Adds “Fed Up” producer David, “Bon Appétit has long been a leader in offering healthy, sustainably sourced food for Americans at work and at school. It’s an honor to have their support in helping people learn to feed themselves in a similar way at home.”
In October, Bon Appétit says it will roll out a sugar-free education campaign companywide at hundreds of locations in 32 states for Food Day 2014.
GMA to honor retired Walmart CEO Mike Duke
In other GMA news, the association will honor retired Walmart President and CEO Mike Duke with the 2014 GMA Hall of Achievement Award, the organization’s highest honor, at its Leadership Forum on Aug. 23 in Colorado.

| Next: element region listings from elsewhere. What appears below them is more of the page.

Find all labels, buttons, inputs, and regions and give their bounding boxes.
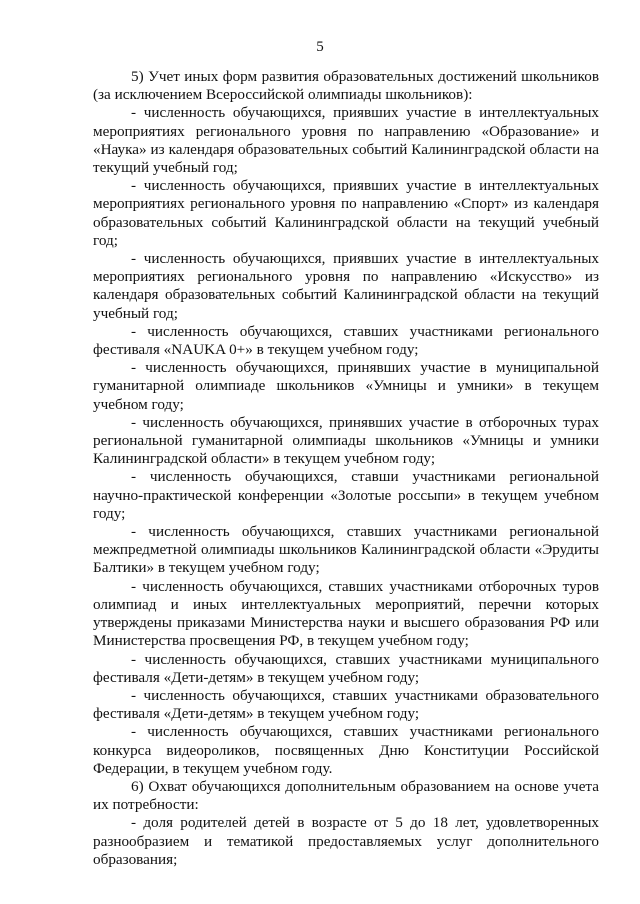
list-item: - численность обучающихся, ставших участниками регионального конкурса видеороликов, посвященных Дню Конституции Российской Федерации, в текущем учебном году. bbox=[93, 723, 599, 777]
list-item: - численность обучающихся, приявших участие в интеллектуальных мероприятиях регионального уровня по направлению «Искусство» из календаря образовательных событий Калининградской области на текущий учебный год; bbox=[93, 250, 599, 322]
section-5-heading: 5) Учет иных форм развития образовательных достижений школьников (за исключением Всероссийской олимпиады школьников): bbox=[93, 68, 599, 104]
list-item: - численность обучающихся, принявших участие в муниципальной гуманитарной олимпиаде школьников «Умницы и умники» в текущем учебном году; bbox=[93, 359, 599, 413]
list-item: - численность обучающихся, ставших участниками отборочных туров олимпиад и иных интеллектуальных мероприятий, перечни которых утверждены приказами Министерства науки и высшего образования РФ или Министерства просвещения РФ, в текущем учебном году; bbox=[93, 577, 599, 650]
list-item: - численность обучающихся, ставши участниками региональной научно-практической конференции «Золотые россыпи» в текущем учебном году; bbox=[93, 468, 599, 522]
list-item: - численность обучающихся, ставших участниками образовательного фестиваля «Дети-детям» в текущем учебном году; bbox=[93, 686, 599, 723]
list-item: - численность обучающихся, приявших участие в интеллектуальных мероприятиях регионального уровня по направлению «Образование» и «Наука» из календаря образовательных событий Калининградской области на текущий учебный год; bbox=[93, 104, 599, 177]
page-number: 5 bbox=[316, 39, 324, 55]
document-body bbox=[93, 68, 599, 869]
section-6-heading: 6) Охват обучающихся дополнительным образованием на основе учета их потребности: bbox=[93, 777, 599, 814]
list-item: - численность обучающихся, приявших участие в интеллектуальных мероприятиях регионального уровня по направлению «Спорт» из календаря образовательных событий Калининградской области на текущий учебный год; bbox=[93, 177, 599, 249]
list-item: - численность обучающихся, принявших участие в отборочных турах региональной гуманитарной олимпиады школьников «Умницы и умники Калининградской области» в текущем учебном году; bbox=[93, 413, 599, 468]
list-item: - численность обучающихся, ставших участниками муниципального фестиваля «Дети-детям» в текущем учебном году; bbox=[93, 650, 599, 686]
list-item: - численность обучающихся, ставших участниками регионального фестиваля «NAUKA 0+» в текущем учебном году; bbox=[93, 322, 599, 359]
list-item: - численность обучающихся, ставших участниками региональной межпредметной олимпиады школьников Калининградской области «Эрудиты Балтики» в текущем учебном году; bbox=[93, 523, 599, 577]
list-item: - доля родителей детей в возрасте от 5 до 18 лет, удовлетворенных разнообразием и тематикой предоставляемых услуг дополнительного образования; bbox=[93, 814, 599, 868]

“Leaders in the consumer packaged goods industry are committed to making a difference in the everyday lives of consumers but, even among this accomplished group, the noteworthy innovations and far-reaching impact Mike Duke has had stand out,” said GMA’s’ Bailey. “Mike is an exemplary leader whose integrity, dynamism and ingenuity have made our industry stronger and the lives of consumers better. It will be an honor for GMA to present him with the 2014 Hall of Achievement Award.”

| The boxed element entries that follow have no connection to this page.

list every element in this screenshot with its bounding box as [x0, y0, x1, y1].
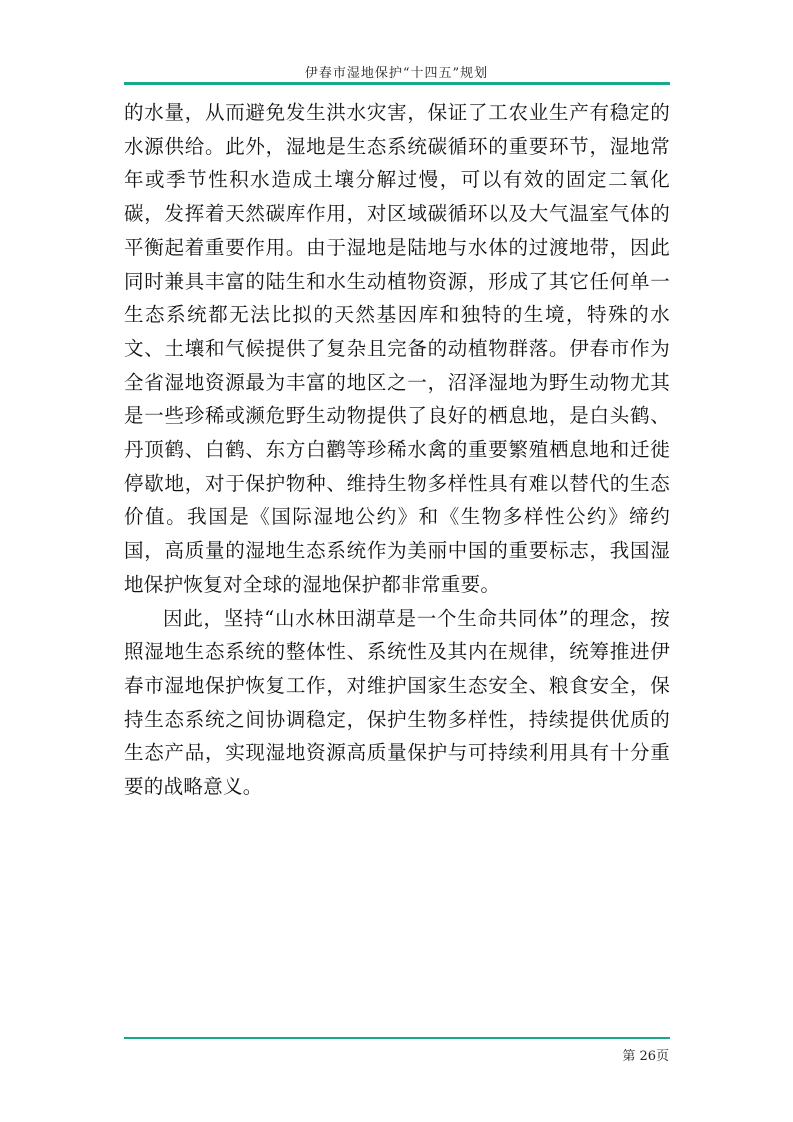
page-number: 第 26页 — [622, 1049, 669, 1064]
paragraph-conclusion: 因此，坚持“山水林田湖草是一个生命共同体”的理念，按照湿地生态系统的整体性、系统性及其内在规律，统筹推进伊春市湿地保护恢复工作，对维护国家生态安全、粮食安全，保持生态系统之间协调稳定，保护生物多样性，持续提供优质的生态产品，实现湿地资源高质量保护与可持续利用具有十分重要的战略意义。 — [124, 606, 670, 799]
footer-divider — [124, 1037, 670, 1039]
main-body-text — [124, 96, 670, 804]
running-header-title: 伊春市湿地保护“十四五”规划 — [304, 66, 489, 81]
header-divider — [124, 82, 670, 85]
paragraph-continued: 的水量，从而避免发生洪水灾害，保证了工农业生产有稳定的水源供给。此外，湿地是生态系统碳循环的重要环节，湿地常年或季节性积水造成土壤分解过慢，可以有效的固定二氧化碳，发挥着天然碳库作用，对区域碳循环以及大气温室气体的平衡起着重要作用。由于湿地是陆地与水体的过渡地带，因此同时兼具丰富的陆生和水生动植物资源，形成了其它任何单一生态系统都无法比拟的天然基因库和独特的生境，特殊的水文、土壤和气候提供了复杂且完备的动植物群落。伊春市作为全省湿地资源最为丰富的地区之一，沼泽湿地为野生动物尤其是一些珍稀或濒危野生动物提供了良好的栖息地，是白头鹤、丹顶鹤、白鹤、东方白鹳等珍稀水禽的重要繁殖栖息地和迁徙停歇地，对于保护物种、维持生物多样性具有难以替代的生态价值。我国是《国际湿地公约》和《生物多样性公约》缔约国，高质量的湿地生态系统作为美丽中国的重要标志，我国湿地保护恢复对全球的湿地保护都非常重要。 — [124, 101, 670, 596]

Duke’s tenure at Walmart began in 1995, and he quickly rose through the ranks, leading logistics, distribution and administration divisions. In 2005 he assumed responsibility for its international arm and also served as vice chairman. Duke was named president and CEO of Walmart Stores Inc. in 2009, becoming just the fourth person to hold the position in the retailer’s history. As CEO, he is credited with delivering strong financial performances while making critical investments in technology and human resources to support Walmart’s global expansion. Duke has also been a champion of the company’s efforts to address social and environmental issues. During his tenure, the company opened more than 220 stores in food deserts across the U.S., launched the Great For You icon to help customers quickly and easily identify more nutritious foods for their families, saved customers more than $3.5 billion on fresh fruits and vegetables, donated more than 1.58 billion pounds of food to local food banks and pledged to source $20 billion in goods from women-owned businesses by 2016. Today, Duke serves as chairman of the executive committee of the Walmart board. Prior to joining Walmart, Duke gained 23 years of retail experience as an executive with Federated Department Stores and May Department Stores.
Duke has served on the board of directors of the Consumer Goods Forum and the executive committee of the Business Roundtable. He currently sits on the executive board of Conservation International’s Center for Environmental Leadership in Business and on the board of advisors of the University of Arkansas and Tsinghua University School of Economics and Management in Beijing, China.
The GMA Leadership Forum will be held Aug. 22-24 at The Broadmoor in Colorado Springs. The Hall of Achievement Awards will be presented as part of the conference program on Saturday, Aug. 23.